Наконец, автобус остановился у хижины, крытой пальмовыми листьями. И здесь дорогу преграждал шлагбаум. Его охраняли трое пулагов с копьями в руках, завернутые в короткие накидки. Однако Талимай заметила, что по меньшей мере у одного из них под накидкой был надет кожаный пояс с револьвером в кобуре.
Рядом с хижиной стоял четвертый пулаг — невысокий, слегка сгорбленный, с иссохшей кожей. Он был стар, неправдоподобно стар. Обер подошел к нему и поприветствовал на языке паари.

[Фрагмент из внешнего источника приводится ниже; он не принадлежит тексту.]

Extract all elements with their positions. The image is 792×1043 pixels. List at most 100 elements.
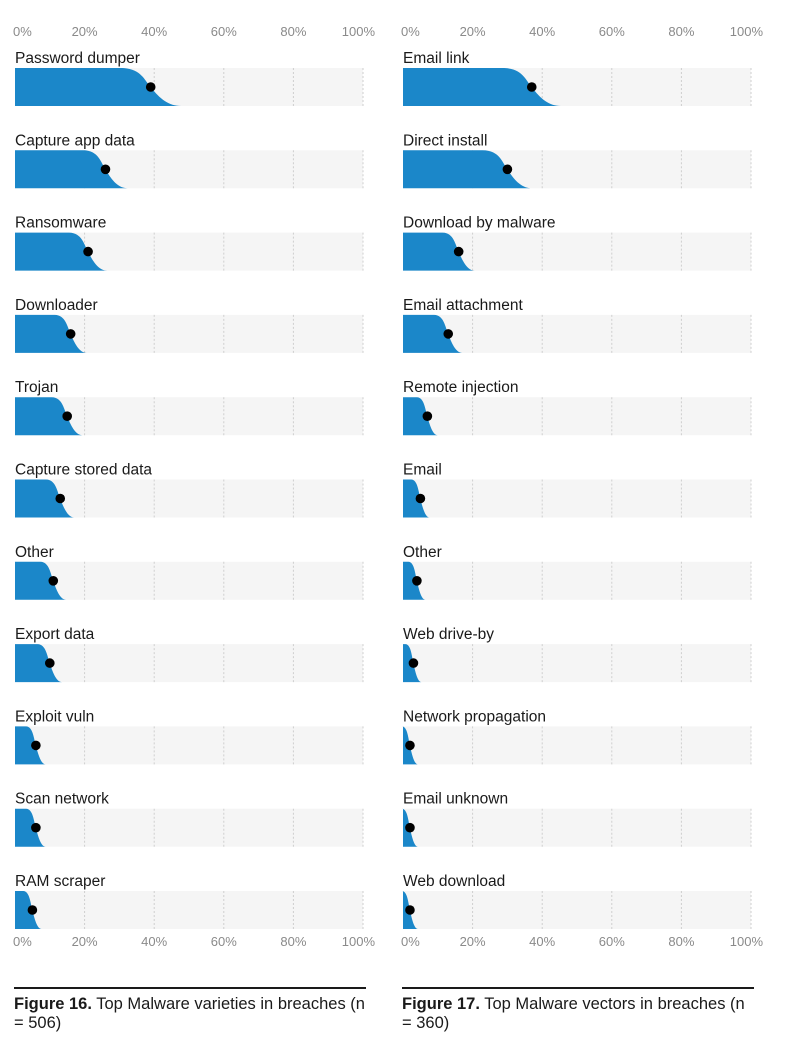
value-dot — [62, 411, 72, 422]
value-dot — [48, 576, 59, 586]
category-label: Web drive-by — [403, 626, 494, 643]
tick-label-top: 20% — [72, 24, 98, 39]
chart-panel-varieties: 0% 20% 40% 60% 80% 100% 0% 20% 40% 60% 80% 100% Pass… — [0, 0, 375, 1043]
category-label: Other — [15, 544, 54, 561]
category-label: Capture app data — [15, 132, 135, 149]
bar — [15, 644, 63, 683]
bar-track — [403, 479, 751, 518]
bar — [15, 232, 108, 271]
value-dot — [405, 740, 415, 751]
value-dot — [31, 822, 41, 833]
tick-label-top: 40% — [529, 24, 555, 39]
bar-track — [403, 726, 751, 765]
value-dot — [31, 740, 41, 751]
category-label: Scan network — [15, 791, 109, 808]
value-dot — [443, 329, 454, 339]
tick-label-bottom: 100% — [730, 934, 764, 949]
tick-label-top: 20% — [460, 24, 486, 39]
bar-track — [15, 644, 363, 683]
category-label: RAM scraper — [15, 873, 105, 890]
category-label: Capture stored data — [15, 462, 152, 479]
bar-track — [15, 726, 363, 765]
tick-label-bottom: 20% — [460, 934, 486, 949]
value-dot — [145, 82, 156, 92]
figure-caption: Figure 17. Top Malware vectors in breach… — [402, 987, 754, 1033]
bar-track — [15, 479, 363, 518]
tick-label-bottom: 60% — [211, 934, 237, 949]
tick-label-bottom: 40% — [529, 934, 555, 949]
value-dot — [453, 246, 464, 257]
category-label: Password dumper — [15, 50, 140, 67]
tick-label-top: 100% — [342, 24, 376, 39]
chart-varieties: 0% 20% 40% 60% 80% 100% 0% 20% 40% 60% 80% 100% Pass… — [13, 24, 375, 949]
tick-label-bottom: 80% — [280, 934, 306, 949]
value-dot — [415, 493, 426, 504]
category-label: Remote injection — [403, 379, 518, 396]
tick-label-top: 0% — [401, 24, 420, 39]
chart-panel-vectors: 0% 20% 40% 60% 80% 100% 0% 20% 40% 60% 80% 100% Emai… — [388, 0, 763, 1043]
value-dot — [408, 658, 419, 668]
category-label: Email unknown — [403, 791, 508, 808]
bar-track — [15, 891, 363, 929]
value-dot — [526, 82, 537, 92]
bar — [15, 561, 67, 600]
figure-number: Figure 17. — [402, 995, 480, 1013]
bar — [403, 314, 463, 353]
tick-label-bottom: 100% — [342, 934, 376, 949]
tick-label-bottom: 60% — [599, 934, 625, 949]
bar — [15, 150, 128, 189]
bar-track — [403, 397, 751, 436]
tick-label-bottom: 40% — [141, 934, 167, 949]
value-dot — [65, 329, 76, 339]
category-label: Download by malware — [403, 215, 556, 232]
bar-track — [403, 314, 751, 353]
bar — [15, 726, 46, 765]
tick-label-bottom: 20% — [72, 934, 98, 949]
bar — [15, 479, 75, 518]
bar-track — [403, 808, 751, 847]
tick-label-top: 60% — [599, 24, 625, 39]
value-dot — [100, 164, 111, 175]
value-dot — [27, 905, 38, 915]
category-label: Direct install — [403, 132, 487, 149]
bar — [15, 314, 87, 353]
figure-number: Figure 16. — [14, 995, 92, 1013]
chart-vectors: 0% 20% 40% 60% 80% 100% 0% 20% 40% 60% 80% 100% Emai… — [401, 24, 763, 949]
bar-track — [403, 891, 751, 929]
bar — [403, 232, 475, 271]
category-label: Exploit vuln — [15, 708, 94, 725]
bar — [403, 68, 561, 106]
figure-title: Top Malware varieties in breaches (n = 5… — [14, 995, 365, 1032]
tick-label-top: 80% — [280, 24, 306, 39]
value-dot — [502, 164, 513, 175]
category-label: Email attachment — [403, 297, 523, 314]
tick-label-bottom: 0% — [401, 934, 420, 949]
tick-label-top: 0% — [13, 24, 32, 39]
bar — [15, 808, 46, 847]
value-dot — [422, 411, 433, 422]
bar-track — [15, 808, 363, 847]
value-dot — [412, 576, 422, 586]
category-label: Web download — [403, 873, 505, 890]
value-dot — [45, 658, 55, 668]
tick-label-top: 40% — [141, 24, 167, 39]
tick-label-top: 100% — [730, 24, 764, 39]
category-label: Export data — [15, 626, 95, 643]
tick-label-bottom: 80% — [668, 934, 694, 949]
bar — [403, 150, 533, 189]
category-label: Downloader — [15, 297, 98, 314]
category-label: Email link — [403, 50, 470, 67]
bar — [15, 397, 83, 436]
figure-caption: Figure 16. Top Malware varieties in brea… — [14, 987, 366, 1033]
tick-label-bottom: 0% — [13, 934, 32, 949]
category-label: Email — [403, 462, 442, 479]
value-dot — [405, 822, 415, 833]
category-label: Ransomware — [15, 215, 106, 232]
bar-track — [403, 644, 751, 683]
tick-label-top: 80% — [668, 24, 694, 39]
figure-title: Top Malware vectors in breaches (n = 360… — [402, 995, 745, 1032]
value-dot — [55, 493, 66, 504]
bar-track — [15, 561, 363, 600]
category-label: Other — [403, 544, 442, 561]
category-label: Network propagation — [403, 708, 546, 725]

Старейшина долго смотрел на него, потом ответил: «Да, я вижу. Ты тот, которого зовут Обер Грайс. Ты — светлокожий, который возвращается. Я был совсем юным, когда ты пришел к нам впервые. Ты был тогда много старше меня. Теперь я совсем старик, а ты все так же крепок. Что хочешь ты от нас?»
«Я прошу убежища среди народа паари. Я хочу пожить две или три луны со своей подругой вдали от моих врагов. Я не бегу от них. Придет время — я снова выйду им навстречу и сражусь с ними. Но я устал. Смертельно устал. И сейчас мне нужна передышка. Только вы можете дать мне ее. Только у вас до меня и моей подруги не дотянется никакой враг».
«Я знаю, — ты, Обер Грайс, сделал много добра народу паари. Мы помним добро. Я позволяю тебе проехать к стенам Внешнего города, где ты бывал уже. И там ты получишь ответ от старейшин. Через три дня».
Старик едва заметно кивнул. Обер едва успел наклонить голову в ответ, как старик повернулся, неспешным шагом двинулся вдоль дороги, а потом скрылся в чаще тропического леса.
Талимай по прежнему ничего не понимала. Зачем они забираются в эту глушь? Какое это отношение имеет к поручению Службы информации?… Но вопросы она задавать не решалась. Ее начальник наверняка знает, зачем это нужно, а если не говорит об этом, значит, на то есть свои веские причины.
За три дня Обер при помощи Талимай построил довольно большую хижину, удачно закрывавшую один борт автобуса, спрятанного в зарослях так, что с другой стороны нельзя было к нему ни подобраться, ни даже разглядеть. Но вот старик, встречавший Обера, снова явился к нему.
«Идем. Старейшины ждут», — промолвил он.
Обер последовал за ним уже полузабытой дорогой через проем в циклопической кладке в стене Внешнего города. Они шли мимо домов, площадей и храмов, пока не подошли к высоченным скалистым обрывам, к которым прижимался город. Стража, стоявшая у расщелины в этих скалах, расступилась и пропустила их.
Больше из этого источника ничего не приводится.